As 84 fontes apareceram em seis galáxias diferentes
Para descobrir se o fenômeno era isolado, Mustafa Muhibullah e Jimmy A. Irwin, da Universidade do Alabama, junto com Rosanne Di Stefano, do Centro de Astrofísica Harvard-Smithsonian, vasculharam arquivos públicos do Chandra.
A busca terminou com 84 fontes distribuídas por seis galáxias relativamente próximas.
Duas delas são espirais: M31, a galáxia de Andrômeda, e M101, conhecida como galáxia do Cata-Vento. As outras quatro são galáxias elípticas.
Essa distribuição é importante porque os objetos não aparecem exclusivamente em um ambiente estelar específico.
Alguns estão localizados em regiões onde novas estrelas estão nascendo. Outros aparecem em ambientes dominados por estrelas muito antigas.
Isso torna difícil atribuir todas as fontes a um único processo.
Em vez de uma população perfeitamente uniforme, os pesquisadores consideram possível que diferentes tipos de sistemas estejam produzindo sinais muito semelhantes.
E é justamente aí que a descoberta fica ainda mais interessante.
Uma única explicação pode não ser suficiente
Os astrônomos ainda não sabem exatamente o que produz todas essas fontes. Uma das possibilidades envolve anãs brancas absorvendo matéria de estrelas companheiras.
Outras podem ser sistemas que passaram por uma nova ou até sistemas binários envolvendo buracos negros em processo de acreção.
Essa variedade ajudaria a explicar por que objetos com características observacionais parecidas estão espalhados por ambientes galácticos tão diferentes.
Existe ainda uma hipótese particularmente relevante para a cosmologia.
Algumas dessas fontes poderiam estar relacionadas a sistemas que, em determinadas condições, terminariam produzindo supernovas do tipo Ia.
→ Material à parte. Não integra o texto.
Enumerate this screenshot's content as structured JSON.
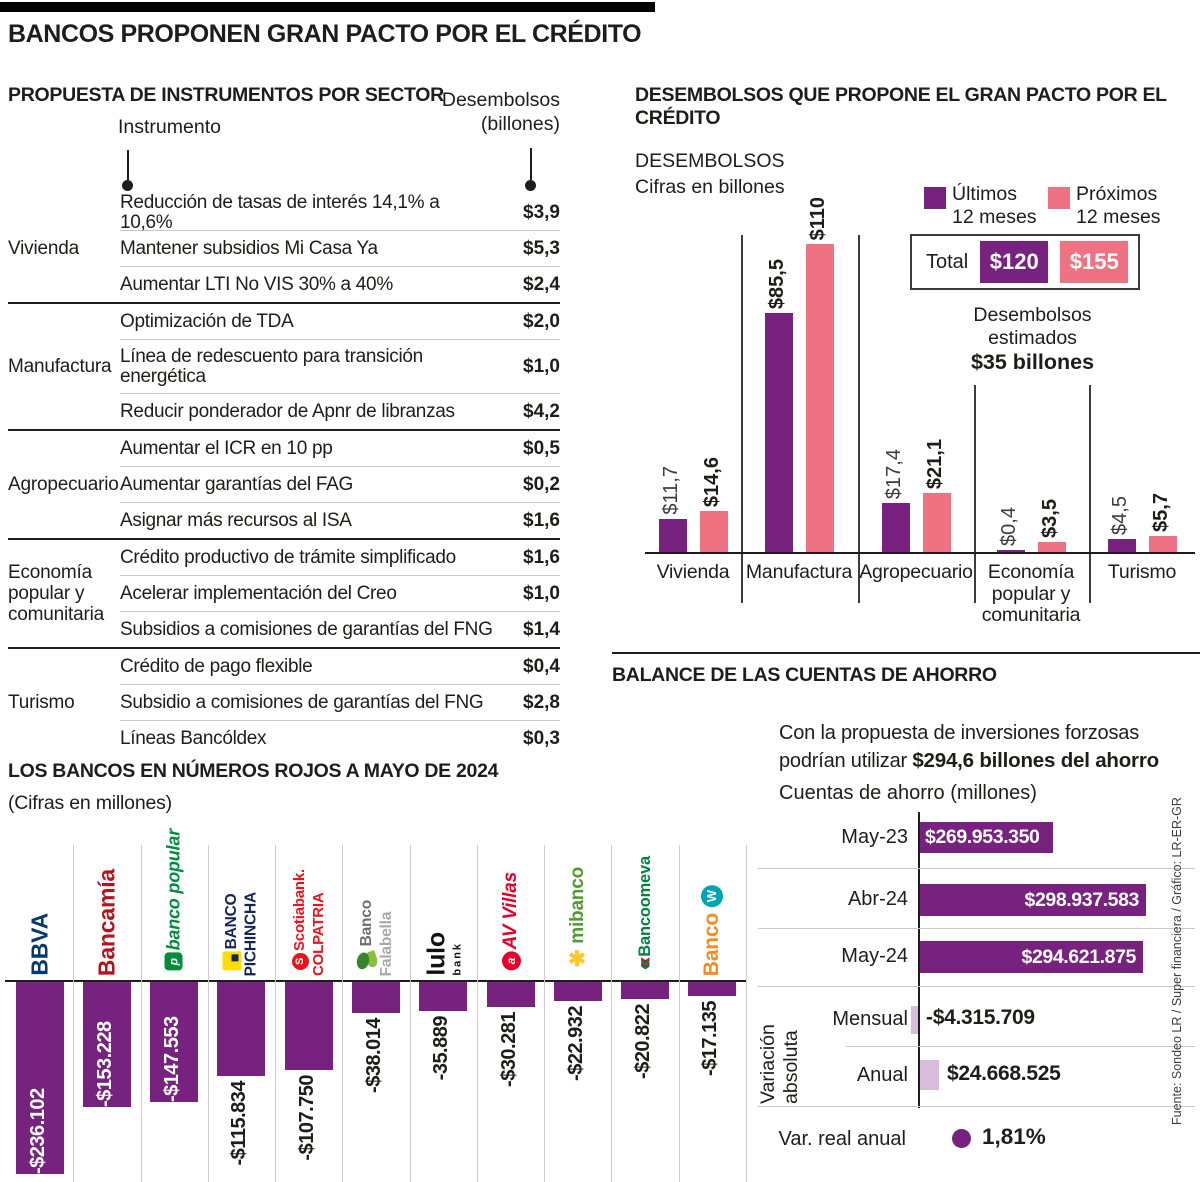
{
  "page_title": "BANCOS PROPONEN GRAN PACTO POR EL CRÉDITO",
  "source_credit": "Fuente: Sondeo LR / Super financiera  / Gráfico: LR-ER-GR",
  "colors": {
    "purple": "#77227E",
    "pink": "#EF7283",
    "light_purple": "#D9BEDC",
    "text": "#1D1D1B"
  },
  "chart_data": [
    {
      "id": "instruments-table",
      "type": "table",
      "title": "PROPUESTA DE INSTRUMENTOS POR SECTOR",
      "col_instrument": "Instrumento",
      "col_value_line1": "Desembolsos",
      "col_value_line2": "(billones)",
      "sectors": [
        {
          "sector": "Vivienda",
          "rows": [
            {
              "instrument": "Reducción de tasas de interés 14,1% a 10,6%",
              "value": "$3,9"
            },
            {
              "instrument": "Mantener subsidios Mi Casa Ya",
              "value": "$5,3"
            },
            {
              "instrument": "Aumentar LTI No VIS 30% a 40%",
              "value": "$2,4"
            }
          ]
        },
        {
          "sector": "Manufactura",
          "rows": [
            {
              "instrument": "Optimización de TDA",
              "value": "$2,0"
            },
            {
              "instrument": "Línea de redescuento para transición energética",
              "value": "$1,0",
              "tall": true
            },
            {
              "instrument": "Reducir ponderador de Apnr de libranzas",
              "value": "$4,2"
            }
          ]
        },
        {
          "sector": "Agropecuario",
          "rows": [
            {
              "instrument": "Aumentar el ICR en 10 pp",
              "value": "$0,5"
            },
            {
              "instrument": "Aumentar garantías del FAG",
              "value": "$0,2"
            },
            {
              "instrument": "Asignar más recursos al ISA",
              "value": "$1,6"
            }
          ]
        },
        {
          "sector": "Economía popular y comunitaria",
          "rows": [
            {
              "instrument": "Crédito productivo de trámite simplificado",
              "value": "$1,6"
            },
            {
              "instrument": "Acelerar implementación del Creo",
              "value": "$1,0"
            },
            {
              "instrument": "Subsidios a comisiones de garantías del FNG",
              "value": "$1,4"
            }
          ]
        },
        {
          "sector": "Turismo",
          "rows": [
            {
              "instrument": "Crédito de pago flexible",
              "value": "$0,4"
            },
            {
              "instrument": "Subsidio a comisiones de garantías del FNG",
              "value": "$2,8"
            },
            {
              "instrument": "Líneas Bancóldex",
              "value": "$0,3"
            }
          ]
        }
      ]
    },
    {
      "id": "pact-desembolsos",
      "type": "bar",
      "title": "DESEMBOLSOS QUE PROPONE EL GRAN PACTO POR EL CRÉDITO",
      "ylabel_line1": "DESEMBOLSOS",
      "ylabel_line2": "Cifras en billones",
      "categories": [
        "Vivienda",
        "Manufactura",
        "Agropecuario",
        "Economía popular y comunitaria",
        "Turismo"
      ],
      "series": [
        {
          "name": "Últimos 12 meses",
          "name_line1": "Últimos",
          "name_line2": "12 meses",
          "color": "#77227E",
          "values": [
            11.7,
            85.5,
            17.4,
            0.4,
            4.5
          ],
          "value_labels": [
            "$11,7",
            "$85,5",
            "$17,4",
            "$0,4",
            "$4,5"
          ],
          "labels_bold": [
            false,
            true,
            false,
            false,
            false
          ],
          "total": 120,
          "total_label": "$120"
        },
        {
          "name": "Próximos 12 meses",
          "name_line1": "Próximos",
          "name_line2": "12 meses",
          "color": "#EF7283",
          "values": [
            14.6,
            110,
            21.1,
            3.5,
            5.7
          ],
          "value_labels": [
            "$14,6",
            "$110",
            "$21,1",
            "$3,5",
            "$5,7"
          ],
          "labels_bold": [
            true,
            true,
            true,
            true,
            true
          ],
          "total": 155,
          "total_label": "$155"
        }
      ],
      "total_caption": "Total",
      "annotation_line1": "Desembolsos estimados",
      "annotation_line2": "$35 billones",
      "ylim": [
        0,
        110
      ],
      "legend_position": "top-right",
      "grid": false
    },
    {
      "id": "banks-losses",
      "type": "bar",
      "title": "LOS BANCOS EN NÚMEROS ROJOS A MAYO DE 2024",
      "subtitle": "(Cifras en millones)",
      "bar_color": "#77227E",
      "banks": [
        {
          "name": "BBVA",
          "logo_lines": [
            "BBVA"
          ],
          "logo_color": "#04396C",
          "value": -236102,
          "value_label": "-$236.102"
        },
        {
          "name": "Bancamía",
          "logo_lines": [
            "Bancamía"
          ],
          "logo_color": "#B5121B",
          "value": -153228,
          "value_label": "-$153.228"
        },
        {
          "name": "Banco Popular",
          "logo_lines": [
            "banco popular"
          ],
          "logo_color": "#008C3C",
          "value": -147553,
          "value_label": "-$147.553"
        },
        {
          "name": "Banco Pichincha",
          "logo_lines": [
            "BANCO",
            "PICHINCHA"
          ],
          "logo_color": "#12255A",
          "value": -115834,
          "value_label": "-$115.834"
        },
        {
          "name": "Scotiabank Colpatria",
          "logo_lines": [
            "Scotiabank.",
            "COLPATRIA"
          ],
          "logo_color": "#EC111A",
          "value": -107750,
          "value_label": "-$107.750"
        },
        {
          "name": "Banco Falabella",
          "logo_lines": [
            "Banco",
            "Falabella"
          ],
          "logo_color": "#6D6E71",
          "logo_line2_color": "#A7A9AC",
          "value": -38014,
          "value_label": "-$38.014"
        },
        {
          "name": "Lulo Bank",
          "logo_lines": [
            "lulo",
            "bank"
          ],
          "logo_color": "#111111",
          "value": -35889,
          "value_label": "-35.889"
        },
        {
          "name": "AV Villas",
          "logo_lines": [
            "AV Villas"
          ],
          "logo_color": "#E4002B",
          "value": -30281,
          "value_label": "-$30.281"
        },
        {
          "name": "Mibanco",
          "logo_lines": [
            "mibanco"
          ],
          "logo_color": "#4C9C2E",
          "value": -22932,
          "value_label": "-$22.932"
        },
        {
          "name": "Bancoomeva",
          "logo_lines": [
            "Bancoomeva"
          ],
          "logo_color": "#00833E",
          "value": -20822,
          "value_label": "-$20.822"
        },
        {
          "name": "Banco W",
          "logo_lines": [
            "Banco"
          ],
          "logo_color": "#F68B1F",
          "accent_color": "#00A5B5",
          "value": -17135,
          "value_label": "-$17.135"
        }
      ]
    },
    {
      "id": "savings-balance",
      "type": "bar",
      "title": "BALANCE DE LAS CUENTAS DE AHORRO",
      "note_line1": "Con la propuesta de inversiones forzosas",
      "note_line2_prefix": "podrían utilizar ",
      "note_line2_bold": "$294,6 billones del ahorro",
      "axis_caption": "Cuentas de ahorro (millones)",
      "bar_color": "#77227E",
      "variation_bar_color": "#D9BEDC",
      "rows": [
        {
          "label": "May-23",
          "value": 269953350,
          "value_label": "$269.953.350"
        },
        {
          "label": "Abr-24",
          "value": 298937583,
          "value_label": "$298.937.583"
        },
        {
          "label": "May-24",
          "value": 294621875,
          "value_label": "$294.621.875"
        }
      ],
      "variation_group_line1": "Variación",
      "variation_group_line2": "absoluta",
      "variation_rows": [
        {
          "label": "Mensual",
          "value": -4315709,
          "value_label": "-$4.315.709"
        },
        {
          "label": "Anual",
          "value": 24668525,
          "value_label": "$24.668.525"
        }
      ],
      "footer_label": "Var. real anual",
      "footer_value": "1,81%"
    }
  ]
}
Essas explosões são extremamente importantes porque funcionam como ferramentas para medir distâncias cósmicas e tiveram papel fundamental na descoberta da expansão acelerada do universo.
Isso significa que compreender essas fontes hipersuaves pode ter consequências que vão muito além de simplesmente adicionar uma nova categoria ao catálogo de objetos espaciais.
O universo pode estar cheio delas — e nós simplesmente não conseguíamos enxergá-las
Existe uma explicação plausível para essas fontes terem permanecido escondidas durante tanto tempo.
A radiação ultravioleta extrema e os raios X de baixa energia são facilmente absorvidos por gás e poeira interestelar. Isso cria uma espécie de “ponto cego” para os observatórios, dificultando a detecção mesmo quando a fonte é extremamente luminosa.
Por isso, as 84 encontradas podem representar apenas uma pequena amostra de uma população muito maior.
Os pesquisadores também levantam a possibilidade de que essa classe de objetos tenha um papel importante na ionização do gás das galáxias, devido à quantidade de radiação ultravioleta extrema que produz.
A descoberta, portanto, não é apenas uma coleção de 84 pontos estranhos em imagens do Chandra. Ela pode indicar que existe uma população inteira de sistemas energéticos escondida em uma região do espectro que, durante décadas, foi especialmente difícil de observar.
É justamente por isso que esses objetos parecem tão diferentes: não necessariamente porque sejam completamente desconhecidos pela física, mas porque podem combinar processos já conhecidos de uma maneira que nossos levantamentos anteriores não conseguiam enxergar.
Os resultados foram publicados em 9 de setembro de 2026 na revista Nature Astronomy.